Dijelaskan Syaeful, pada 3 Maret, pihaknya akan memriksa kelengkapan berkas dalam rangka persiapan menghadapi Persidangan di  MK. Menurutnya, secara normatif regulasi gugatan pemohon melewati ambang batas 1 persen.

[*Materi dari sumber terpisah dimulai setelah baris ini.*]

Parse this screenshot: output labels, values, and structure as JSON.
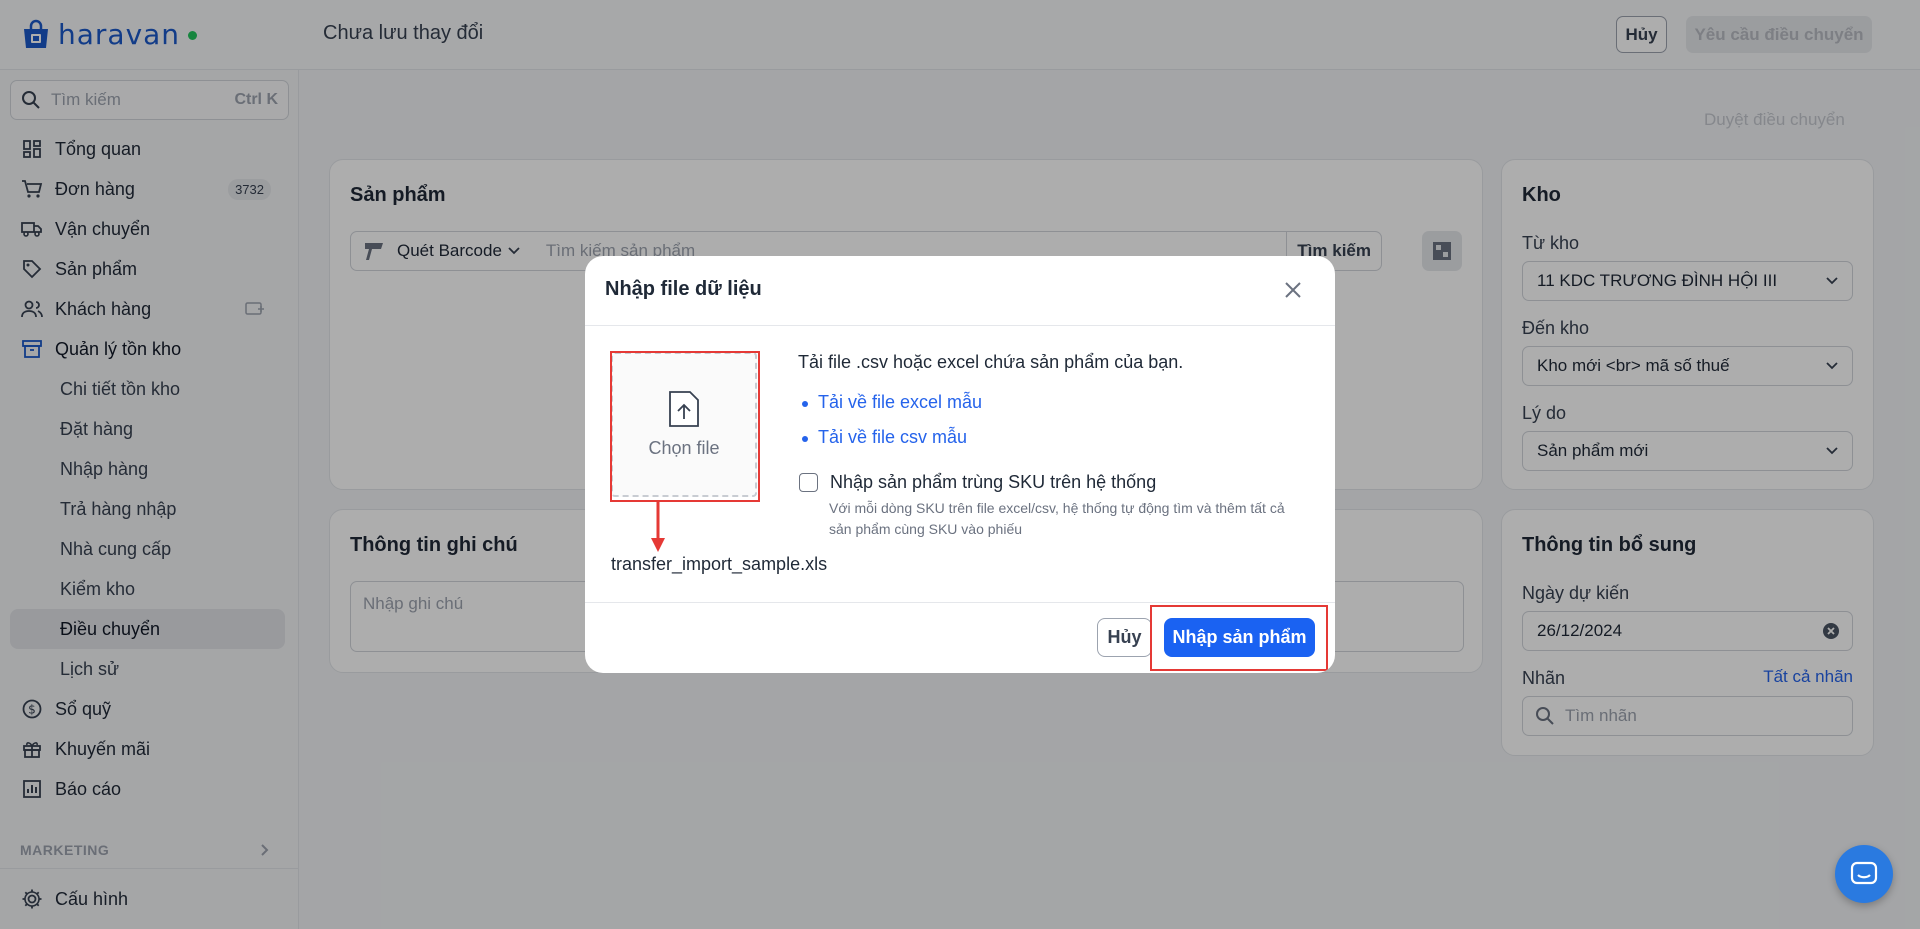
{
  "brand": {
    "name": "haravan"
  },
  "header": {
    "title": "Chưa lưu thay đổi",
    "cancel_label": "Hủy",
    "request_label": "Yêu cầu điều chuyển"
  },
  "sidebar": {
    "search_placeholder": "Tìm kiếm",
    "search_shortcut": "Ctrl K",
    "items": [
      {
        "label": "Tổng quan",
        "icon": "dashboard-icon"
      },
      {
        "label": "Đơn hàng",
        "icon": "cart-icon",
        "badge": "3732"
      },
      {
        "label": "Vận chuyển",
        "icon": "truck-icon"
      },
      {
        "label": "Sản phẩm",
        "icon": "tag-icon"
      },
      {
        "label": "Khách hàng",
        "icon": "users-icon"
      },
      {
        "label": "Quản lý tồn kho",
        "icon": "archive-icon"
      }
    ],
    "sub_items": [
      {
        "label": "Chi tiết tồn kho"
      },
      {
        "label": "Đặt hàng"
      },
      {
        "label": "Nhập hàng"
      },
      {
        "label": "Trả hàng nhập"
      },
      {
        "label": "Nhà cung cấp"
      },
      {
        "label": "Kiểm kho"
      },
      {
        "label": "Điều chuyển",
        "active": true
      },
      {
        "label": "Lịch sử"
      }
    ],
    "bottom_items": [
      {
        "label": "Sổ quỹ",
        "icon": "dollar-icon"
      },
      {
        "label": "Khuyến mãi",
        "icon": "gift-icon"
      },
      {
        "label": "Báo cáo",
        "icon": "chart-icon"
      }
    ],
    "marketing_label": "MARKETING",
    "settings_label": "Cấu hình"
  },
  "main": {
    "approve_link": "Duyệt điều chuyển",
    "products": {
      "title": "Sản phẩm",
      "scan_label": "Quét Barcode",
      "search_placeholder": "Tìm kiếm sản phẩm",
      "search_button": "Tìm kiếm"
    },
    "notes": {
      "title": "Thông tin ghi chú",
      "placeholder": "Nhập ghi chú"
    },
    "warehouse": {
      "title": "Kho",
      "from_label": "Từ kho",
      "from_value": "11 KDC TRƯƠNG ĐÌNH HỘI III",
      "to_label": "Đến kho",
      "to_value": "Kho mới <br> mã số thuế",
      "reason_label": "Lý do",
      "reason_value": "Sản phẩm mới"
    },
    "extra": {
      "title": "Thông tin bổ sung",
      "date_label": "Ngày dự kiến",
      "date_value": "26/12/2024",
      "tags_label": "Nhãn",
      "tags_link": "Tất cả nhãn",
      "tags_placeholder": "Tìm nhãn"
    }
  },
  "modal": {
    "title": "Nhập file dữ liệu",
    "upload_label": "Chọn file",
    "selected_file": "transfer_import_sample.xls",
    "description": "Tải file .csv hoặc excel chứa sản phẩm của bạn.",
    "links": [
      "Tải về file excel mẫu",
      "Tải về file csv mẫu"
    ],
    "checkbox_label": "Nhập sản phẩm trùng SKU trên hệ thống",
    "checkbox_checked": false,
    "checkbox_help": "Với mỗi dòng SKU trên file excel/csv, hệ thống tự động tìm và thêm tất cả sản phẩm cùng SKU vào phiếu",
    "cancel_label": "Hủy",
    "submit_label": "Nhập sản phẩm"
  },
  "colors": {
    "primary": "#1a62f2",
    "brand": "#1b59c9",
    "annotation": "#e53935",
    "online": "#22c55e"
  }
}
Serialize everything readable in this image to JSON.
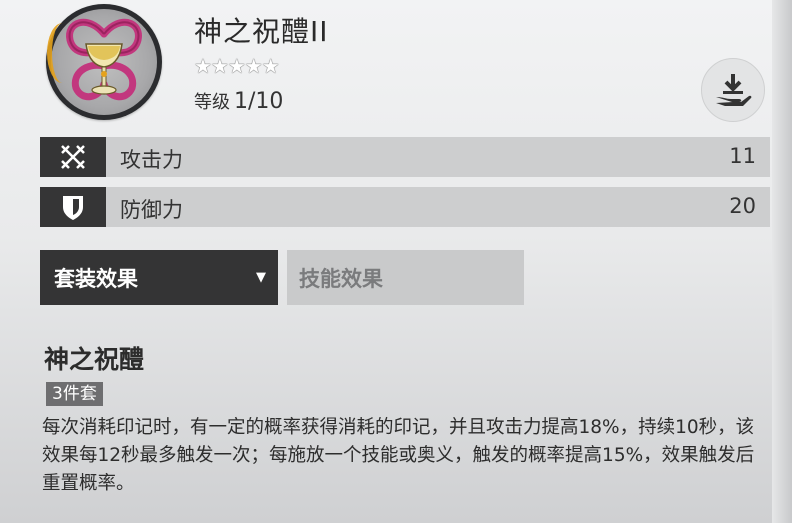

“Terkait diterima gugatan atau tidak, kita tidak mau berandai-andai. KPU Banten masih menunggu dokumen salinan permohonan dari  pihak pemohon (paslon nomor 2) yang dikirim oleh MK,” katanya.

Berdasarkan jadwal tahapan sidang MK yang diterima wartawan , 2-7 Maret MK akan melakukan pemeriksaan kelengkapan permohonan, 6-10 Maret perbaikan permohonan. 13-14 Maret, penyampaian salinan permohonan gugatan sengketa ke KPU Banten selaku termohon, sekaligus pemberitahuan sidang pertama.

Tanggal 16-22 Maret, MK akan melakukan pemeriksaan pendahuluan, dan dilanjut pada 27 Maret-5 April untuk putusan dismissal. Untuk pemeriksaan persidangan dilakukan mulai terhitung sehari sejak putusan dismissal dibacakan atau 6 Arpil-2 Mei, sehari setelahnya tepatnya 3-19 Mei, MK akan membacakan putusan hasil persidangan sengketa.(ERN).